Serrano replied that he’d once taken a class on it.
“Well, get over here,” Childers said. “You’re going to watch me do it.”
With a map, a compass, a grease pencil, and a protractor, Childers started to plot on a map where a cloud of fuel, smoke, or oxidizer would travel outdoors. The wind speed was almost zero, good news for the nearby houses and farms but not for the crew. A toxic cloud would hover and swirl directly above the missile complex.

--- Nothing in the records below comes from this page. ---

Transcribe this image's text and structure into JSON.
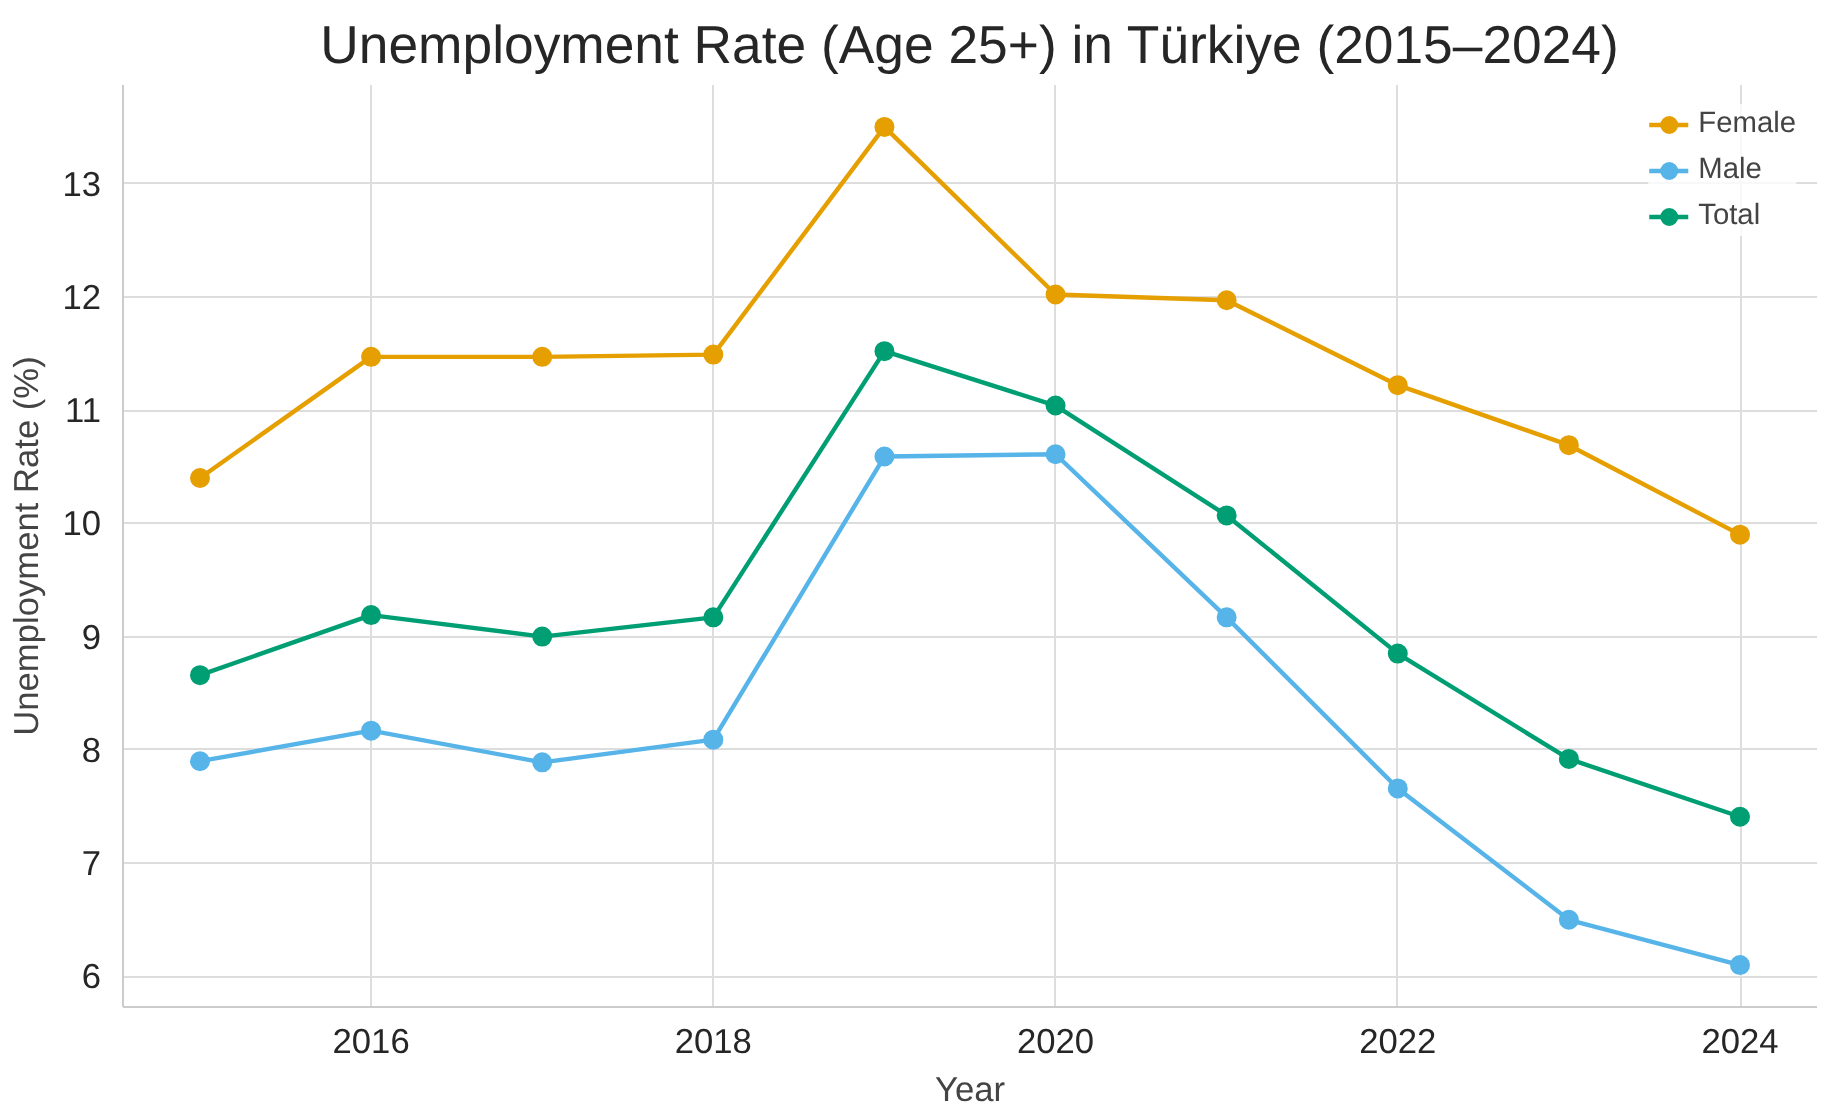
{
  "chart_data": {
    "type": "line",
    "title": "Unemployment Rate (Age 25+) in Türkiye (2015–2024)",
    "xlabel": "Year",
    "ylabel": "Unemployment Rate (%)",
    "x": [
      2015,
      2016,
      2017,
      2018,
      2019,
      2020,
      2021,
      2022,
      2023,
      2024
    ],
    "series": [
      {
        "name": "Female",
        "color": "#e69f00",
        "values": [
          10.4,
          11.47,
          11.47,
          11.49,
          13.5,
          12.02,
          11.97,
          11.22,
          10.69,
          9.9
        ]
      },
      {
        "name": "Male",
        "color": "#56b4e9",
        "values": [
          7.9,
          8.17,
          7.89,
          8.09,
          10.59,
          10.61,
          9.17,
          7.66,
          6.5,
          6.1
        ]
      },
      {
        "name": "Total",
        "color": "#009e73",
        "values": [
          8.66,
          9.19,
          9.0,
          9.17,
          11.52,
          11.04,
          10.07,
          8.85,
          7.92,
          7.41
        ]
      }
    ],
    "xlim": [
      2014.55,
      2024.45
    ],
    "ylim": [
      5.73,
      13.87
    ],
    "xticks": [
      2016,
      2018,
      2020,
      2022,
      2024
    ],
    "yticks": [
      6,
      7,
      8,
      9,
      10,
      11,
      12,
      13
    ],
    "grid": true,
    "legend": "top right",
    "marker": "circle",
    "line_style": "solid"
  }
}
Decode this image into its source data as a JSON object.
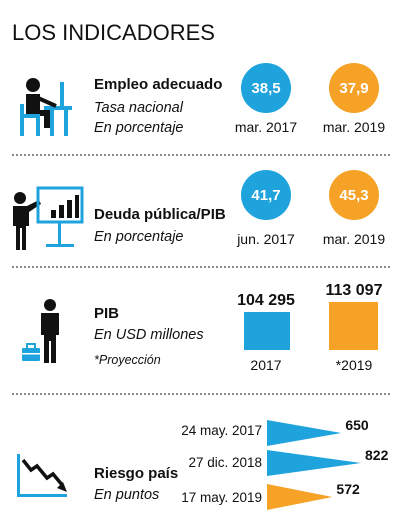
{
  "title": "LOS INDICADORES",
  "colors": {
    "blue": "#1fa3dd",
    "orange": "#f5a227",
    "dark": "#111111",
    "divider": "#8a8a8a"
  },
  "sections": {
    "empleo": {
      "label": "Empleo adecuado",
      "sub1": "Tasa nacional",
      "sub2": "En porcentaje",
      "icon": "person-at-desk-icon"
    },
    "deuda": {
      "label": "Deuda pública/PIB",
      "sub1": "En porcentaje",
      "icon": "presenter-chart-icon"
    },
    "pib": {
      "label": "PIB",
      "sub1": "En USD millones",
      "sub2": "*Proyección",
      "icon": "businessman-briefcase-icon"
    },
    "riesgo": {
      "label": "Riesgo país",
      "sub1": "En puntos",
      "icon": "declining-trend-icon"
    }
  },
  "chart_data": [
    {
      "type": "bar",
      "categories": [
        "mar. 2017",
        "mar. 2019"
      ],
      "values": [
        38.5,
        37.9
      ],
      "value_labels": [
        "38,5",
        "37,9"
      ]
    },
    {
      "type": "bar",
      "categories": [
        "jun. 2017",
        "mar. 2019"
      ],
      "values": [
        41.7,
        45.3
      ],
      "value_labels": [
        "41,7",
        "45,3"
      ]
    },
    {
      "type": "bar",
      "categories": [
        "2017",
        "*2019"
      ],
      "values": [
        104295,
        113097
      ],
      "value_labels": [
        "104 295",
        "113 097"
      ]
    },
    {
      "type": "bar",
      "categories": [
        "24 may. 2017",
        "27 dic. 2018",
        "17 may. 2019"
      ],
      "values": [
        650,
        822,
        572
      ],
      "value_labels": [
        "650",
        "822",
        "572"
      ]
    }
  ]
}
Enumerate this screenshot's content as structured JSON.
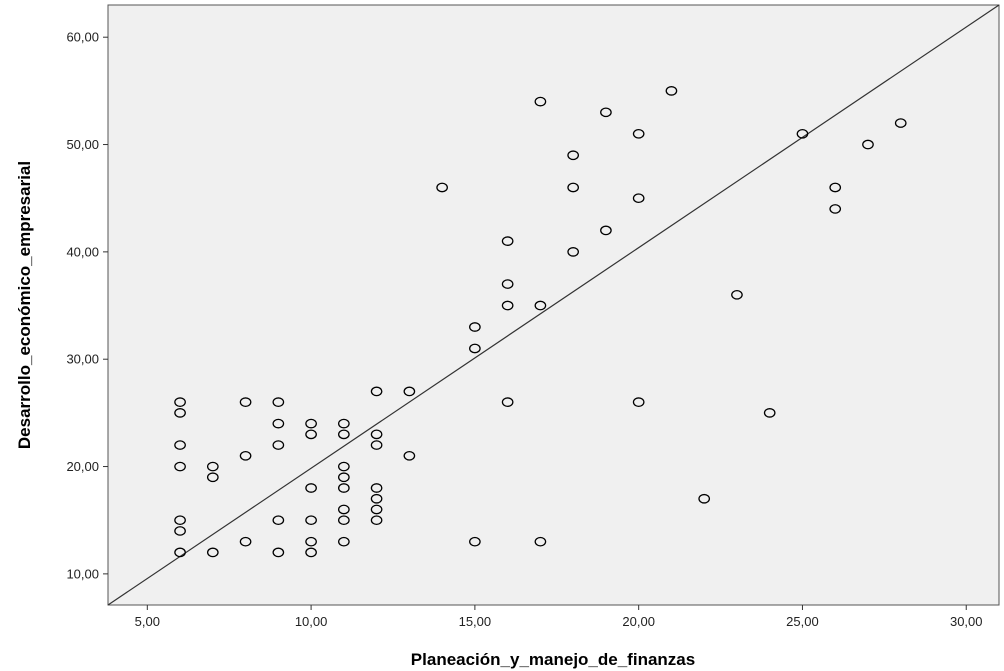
{
  "chart_data": {
    "type": "scatter",
    "title": "",
    "xlabel": "Planeación_y_manejo_de_finanzas",
    "ylabel": "Desarrollo_económico_empresarial",
    "xlim": [
      3.8,
      31.0
    ],
    "ylim": [
      7.1,
      63.0
    ],
    "x_ticks": [
      5,
      10,
      15,
      20,
      25,
      30
    ],
    "y_ticks": [
      10,
      20,
      30,
      40,
      50,
      60
    ],
    "x_tick_labels": [
      "5,00",
      "10,00",
      "15,00",
      "20,00",
      "25,00",
      "30,00"
    ],
    "y_tick_labels": [
      "10,00",
      "20,00",
      "30,00",
      "40,00",
      "50,00",
      "60,00"
    ],
    "grid": false,
    "plot_background": "#f0f0f0",
    "marker": "open-circle",
    "marker_color": "#000000",
    "fit_line": {
      "x": [
        3.8,
        31.0
      ],
      "y": [
        7.1,
        63.0
      ]
    },
    "points": [
      [
        6,
        26
      ],
      [
        6,
        25
      ],
      [
        6,
        22
      ],
      [
        6,
        20
      ],
      [
        6,
        15
      ],
      [
        6,
        14
      ],
      [
        6,
        12
      ],
      [
        7,
        20
      ],
      [
        7,
        19
      ],
      [
        7,
        12
      ],
      [
        8,
        26
      ],
      [
        8,
        21
      ],
      [
        8,
        13
      ],
      [
        9,
        26
      ],
      [
        9,
        24
      ],
      [
        9,
        22
      ],
      [
        9,
        15
      ],
      [
        9,
        12
      ],
      [
        10,
        24
      ],
      [
        10,
        23
      ],
      [
        10,
        18
      ],
      [
        10,
        15
      ],
      [
        10,
        13
      ],
      [
        10,
        12
      ],
      [
        11,
        24
      ],
      [
        11,
        23
      ],
      [
        11,
        20
      ],
      [
        11,
        19
      ],
      [
        11,
        18
      ],
      [
        11,
        16
      ],
      [
        11,
        15
      ],
      [
        11,
        13
      ],
      [
        12,
        27
      ],
      [
        12,
        23
      ],
      [
        12,
        22
      ],
      [
        12,
        18
      ],
      [
        12,
        17
      ],
      [
        12,
        16
      ],
      [
        12,
        15
      ],
      [
        13,
        27
      ],
      [
        13,
        21
      ],
      [
        14,
        46
      ],
      [
        15,
        33
      ],
      [
        15,
        31
      ],
      [
        15,
        13
      ],
      [
        16,
        41
      ],
      [
        16,
        37
      ],
      [
        16,
        35
      ],
      [
        16,
        26
      ],
      [
        17,
        54
      ],
      [
        17,
        35
      ],
      [
        17,
        13
      ],
      [
        18,
        49
      ],
      [
        18,
        46
      ],
      [
        18,
        40
      ],
      [
        19,
        53
      ],
      [
        19,
        42
      ],
      [
        20,
        51
      ],
      [
        20,
        45
      ],
      [
        20,
        26
      ],
      [
        21,
        55
      ],
      [
        22,
        17
      ],
      [
        23,
        36
      ],
      [
        24,
        25
      ],
      [
        25,
        51
      ],
      [
        26,
        46
      ],
      [
        26,
        44
      ],
      [
        27,
        50
      ],
      [
        28,
        52
      ]
    ]
  }
}
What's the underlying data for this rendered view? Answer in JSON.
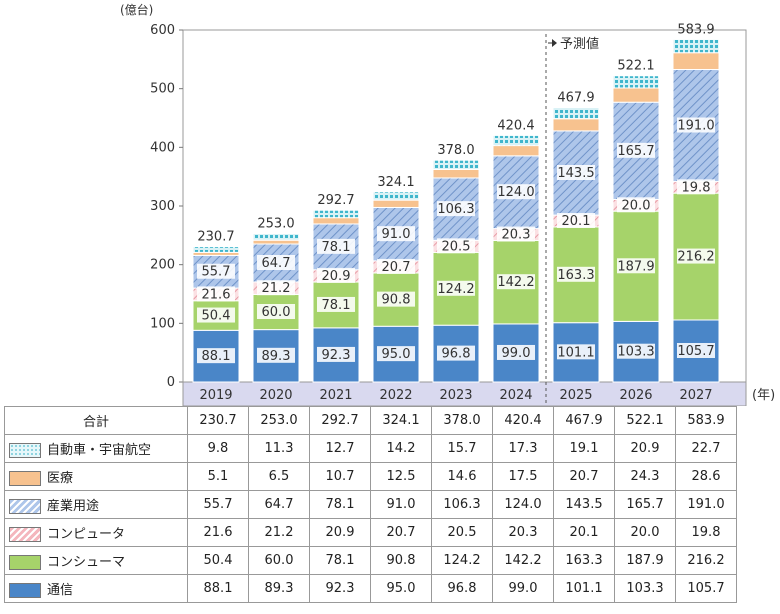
{
  "chart_data": {
    "type": "bar",
    "stacked": true,
    "y_unit_label": "(億台)",
    "x_unit_label": "(年)",
    "ylim": [
      0,
      600
    ],
    "yticks": [
      0,
      100,
      200,
      300,
      400,
      500,
      600
    ],
    "categories": [
      "2019",
      "2020",
      "2021",
      "2022",
      "2023",
      "2024",
      "2025",
      "2026",
      "2027"
    ],
    "forecast_label": "予測値",
    "forecast_start_index": 6,
    "total_row_label": "合計",
    "totals": [
      "230.7",
      "253.0",
      "292.7",
      "324.1",
      "378.0",
      "420.4",
      "467.9",
      "522.1",
      "583.9"
    ],
    "series": [
      {
        "name": "通信",
        "color": "#4a86c8",
        "pattern": "solid",
        "values": [
          88.1,
          89.3,
          92.3,
          95.0,
          96.8,
          99.0,
          101.1,
          103.3,
          105.7
        ],
        "shown_labels": [
          "88.1",
          "89.3",
          "92.3",
          "95.0",
          "96.8",
          "99.0",
          "101.1",
          "103.3",
          "105.7"
        ]
      },
      {
        "name": "コンシューマ",
        "color": "#a6d36a",
        "pattern": "solid",
        "values": [
          50.4,
          60.0,
          78.1,
          90.8,
          124.2,
          142.2,
          163.3,
          187.9,
          216.2
        ],
        "shown_labels": [
          "50.4",
          "60.0",
          "78.1",
          "90.8",
          "124.2",
          "142.2",
          "163.3",
          "187.9",
          "216.2"
        ]
      },
      {
        "name": "コンピュータ",
        "color": "#f4b6bd",
        "pattern": "hatch",
        "values": [
          21.6,
          21.2,
          20.9,
          20.7,
          20.5,
          20.3,
          20.1,
          20.0,
          19.8
        ],
        "shown_labels": [
          "21.6",
          "21.2",
          "20.9",
          "20.7",
          "20.5",
          "20.3",
          "20.1",
          "20.0",
          "19.8"
        ]
      },
      {
        "name": "産業用途",
        "color": "#aec6ea",
        "pattern": "hatch",
        "values": [
          55.7,
          64.7,
          78.1,
          91.0,
          106.3,
          124.0,
          143.5,
          165.7,
          191.0
        ],
        "shown_labels": [
          "55.7",
          "64.7",
          "78.1",
          "91.0",
          "106.3",
          "124.0",
          "143.5",
          "165.7",
          "191.0"
        ]
      },
      {
        "name": "医療",
        "color": "#f7c28f",
        "pattern": "solid",
        "values": [
          5.1,
          6.5,
          10.7,
          12.5,
          14.6,
          17.5,
          20.7,
          24.3,
          28.6
        ],
        "shown_labels": [
          "",
          "",
          "",
          "",
          "",
          "",
          "",
          "",
          ""
        ]
      },
      {
        "name": "自動車・宇宙航空",
        "color": "#8fd4e0",
        "pattern": "dots",
        "values": [
          9.8,
          11.3,
          12.7,
          14.2,
          15.7,
          17.3,
          19.1,
          20.9,
          22.7
        ],
        "shown_labels": [
          "",
          "",
          "",
          "",
          "",
          "",
          "",
          "",
          ""
        ]
      }
    ],
    "table_rows": [
      {
        "label": "自動車・宇宙航空",
        "series_index": 5,
        "values": [
          "9.8",
          "11.3",
          "12.7",
          "14.2",
          "15.7",
          "17.3",
          "19.1",
          "20.9",
          "22.7"
        ]
      },
      {
        "label": "医療",
        "series_index": 4,
        "values": [
          "5.1",
          "6.5",
          "10.7",
          "12.5",
          "14.6",
          "17.5",
          "20.7",
          "24.3",
          "28.6"
        ]
      },
      {
        "label": "産業用途",
        "series_index": 3,
        "values": [
          "55.7",
          "64.7",
          "78.1",
          "91.0",
          "106.3",
          "124.0",
          "143.5",
          "165.7",
          "191.0"
        ]
      },
      {
        "label": "コンピュータ",
        "series_index": 2,
        "values": [
          "21.6",
          "21.2",
          "20.9",
          "20.7",
          "20.5",
          "20.3",
          "20.1",
          "20.0",
          "19.8"
        ]
      },
      {
        "label": "コンシューマ",
        "series_index": 1,
        "values": [
          "50.4",
          "60.0",
          "78.1",
          "90.8",
          "124.2",
          "142.2",
          "163.3",
          "187.9",
          "216.2"
        ]
      },
      {
        "label": "通信",
        "series_index": 0,
        "values": [
          "88.1",
          "89.3",
          "92.3",
          "95.0",
          "96.8",
          "99.0",
          "101.1",
          "103.3",
          "105.7"
        ]
      }
    ]
  }
}
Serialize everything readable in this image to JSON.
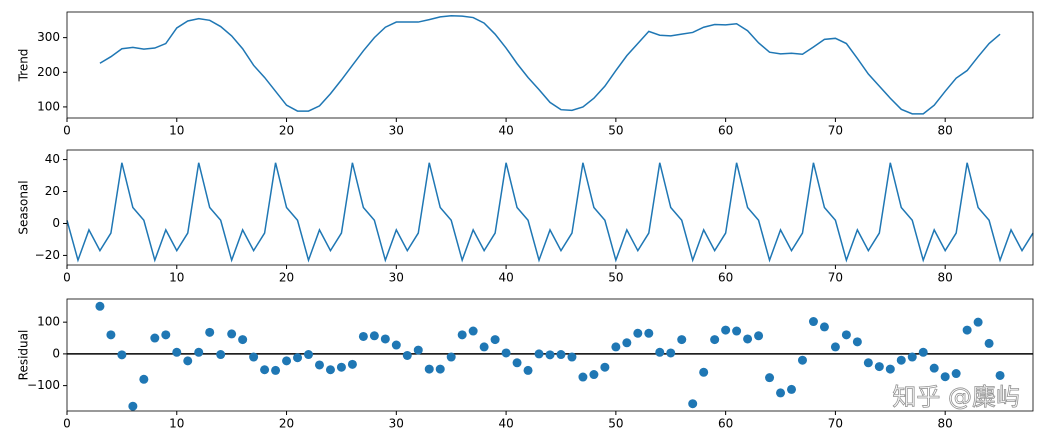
{
  "chart_data": [
    {
      "type": "line",
      "ylabel": "Trend",
      "color": "#1f77b4",
      "x": [
        3,
        4,
        5,
        6,
        7,
        8,
        9,
        10,
        11,
        12,
        13,
        14,
        15,
        16,
        17,
        18,
        19,
        20,
        21,
        22,
        23,
        24,
        25,
        26,
        27,
        28,
        29,
        30,
        31,
        32,
        33,
        34,
        35,
        36,
        37,
        38,
        39,
        40,
        41,
        42,
        43,
        44,
        45,
        46,
        47,
        48,
        49,
        50,
        51,
        52,
        53,
        54,
        55,
        56,
        57,
        58,
        59,
        60,
        61,
        62,
        63,
        64,
        65,
        66,
        67,
        68,
        69,
        70,
        71,
        72,
        73,
        74,
        75,
        76,
        77,
        78,
        79,
        80,
        81,
        82,
        83,
        84,
        85
      ],
      "values": [
        226,
        245,
        268,
        272,
        267,
        270,
        283,
        328,
        348,
        355,
        350,
        332,
        305,
        268,
        220,
        185,
        145,
        105,
        88,
        88,
        103,
        138,
        178,
        220,
        262,
        300,
        330,
        345,
        345,
        345,
        352,
        360,
        363,
        362,
        358,
        342,
        310,
        270,
        225,
        185,
        150,
        113,
        92,
        90,
        100,
        125,
        160,
        205,
        248,
        283,
        318,
        307,
        305,
        310,
        315,
        330,
        338,
        337,
        340,
        320,
        285,
        258,
        253,
        255,
        252,
        273,
        295,
        298,
        283,
        240,
        195,
        160,
        125,
        93,
        80,
        80,
        105,
        145,
        183,
        205,
        245,
        283,
        310
      ],
      "xlim": [
        0,
        88
      ],
      "ylim": [
        68,
        374
      ],
      "xticks": [
        0,
        10,
        20,
        30,
        40,
        50,
        60,
        70,
        80
      ],
      "yticks": [
        100,
        200,
        300
      ]
    },
    {
      "type": "line",
      "ylabel": "Seasonal",
      "color": "#1f77b4",
      "x": [
        0,
        1,
        2,
        3,
        4,
        5,
        6,
        7,
        8,
        9,
        10,
        11,
        12,
        13,
        14,
        15,
        16,
        17,
        18,
        19,
        20,
        21,
        22,
        23,
        24,
        25,
        26,
        27,
        28,
        29,
        30,
        31,
        32,
        33,
        34,
        35,
        36,
        37,
        38,
        39,
        40,
        41,
        42,
        43,
        44,
        45,
        46,
        47,
        48,
        49,
        50,
        51,
        52,
        53,
        54,
        55,
        56,
        57,
        58,
        59,
        60,
        61,
        62,
        63,
        64,
        65,
        66,
        67,
        68,
        69,
        70,
        71,
        72,
        73,
        74,
        75,
        76,
        77,
        78,
        79,
        80,
        81,
        82,
        83,
        84,
        85,
        86,
        87,
        88
      ],
      "values": [
        2,
        -23,
        -4,
        -17,
        -6,
        38,
        10,
        2,
        -23,
        -4,
        -17,
        -6,
        38,
        10,
        2,
        -23,
        -4,
        -17,
        -6,
        38,
        10,
        2,
        -23,
        -4,
        -17,
        -6,
        38,
        10,
        2,
        -23,
        -4,
        -17,
        -6,
        38,
        10,
        2,
        -23,
        -4,
        -17,
        -6,
        38,
        10,
        2,
        -23,
        -4,
        -17,
        -6,
        38,
        10,
        2,
        -23,
        -4,
        -17,
        -6,
        38,
        10,
        2,
        -23,
        -4,
        -17,
        -6,
        38,
        10,
        2,
        -23,
        -4,
        -17,
        -6,
        38,
        10,
        2,
        -23,
        -4,
        -17,
        -6,
        38,
        10,
        2,
        -23,
        -4,
        -17,
        -6,
        38,
        10,
        2,
        -23,
        -4,
        -17,
        -6
      ],
      "xlim": [
        0,
        88
      ],
      "ylim": [
        -26,
        46
      ],
      "xticks": [
        0,
        10,
        20,
        30,
        40,
        50,
        60,
        70,
        80
      ],
      "yticks": [
        {
          "value": -20,
          "label": "−20"
        },
        0,
        20,
        40
      ]
    },
    {
      "type": "scatter",
      "ylabel": "Residual",
      "color": "#1f77b4",
      "hline": 0,
      "x": [
        3,
        4,
        5,
        6,
        7,
        8,
        9,
        10,
        11,
        12,
        13,
        14,
        15,
        16,
        17,
        18,
        19,
        20,
        21,
        22,
        23,
        24,
        25,
        26,
        27,
        28,
        29,
        30,
        31,
        32,
        33,
        34,
        35,
        36,
        37,
        38,
        39,
        40,
        41,
        42,
        43,
        44,
        45,
        46,
        47,
        48,
        49,
        50,
        51,
        52,
        53,
        54,
        55,
        56,
        57,
        58,
        59,
        60,
        61,
        62,
        63,
        64,
        65,
        66,
        67,
        68,
        69,
        70,
        71,
        72,
        73,
        74,
        75,
        76,
        77,
        78,
        79,
        80,
        81,
        82,
        83,
        84,
        85
      ],
      "values": [
        150,
        60,
        -3,
        -165,
        -80,
        50,
        60,
        5,
        -22,
        5,
        68,
        -2,
        63,
        45,
        -10,
        -50,
        -52,
        -22,
        -12,
        -2,
        -35,
        -50,
        -42,
        -33,
        55,
        57,
        47,
        28,
        -5,
        12,
        -48,
        -48,
        -10,
        60,
        72,
        22,
        45,
        3,
        -28,
        -52,
        0,
        -3,
        -2,
        -10,
        -73,
        -65,
        -42,
        22,
        35,
        65,
        65,
        5,
        3,
        45,
        -157,
        -58,
        45,
        75,
        72,
        47,
        57,
        -75,
        -123,
        -112,
        -20,
        102,
        85,
        22,
        60,
        38,
        -28,
        -40,
        -48,
        -20,
        -10,
        5,
        -45,
        -72,
        -62,
        75,
        100,
        33,
        -68
      ],
      "xlim": [
        0,
        88
      ],
      "ylim": [
        -180,
        173
      ],
      "xticks": [
        0,
        10,
        20,
        30,
        40,
        50,
        60,
        70,
        80
      ],
      "yticks": [
        {
          "value": -100,
          "label": "−100"
        },
        0,
        100
      ]
    }
  ],
  "watermark": "知乎 @麋屿"
}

Captain Mazzaro was still on the phone to the command post, where a Missile Potential Hazard Team was being formed. At the direction of the wing commander, the officers and airmen on the base who knew the most about the Titan II were being recalled to duty: maintenance and operations supervisors, the chief of safety, the chief of missile engineers, an electrical engineer, a bioenvironmental engineer, a backup missile combat crew, among others. Security police were calling homes and searching classrooms to gather the team. And a Missile Potential Hazard Net was being established — a conference call linking the command post at Little Rock with experts at SAC headquarters in Omaha, the Ogden Air Logistics Center at Hill Air Force Base in Utah, and the headquarters of the Eighth Air Force at Barksdale Air Force Base in Louisiana. One of the command post’s first decisions was to send a Missile Alarm Response Team (MART) to the launch complex. A pair of security officers stationed at a nearby missile site grabbed their gas masks and hurried to Damascus.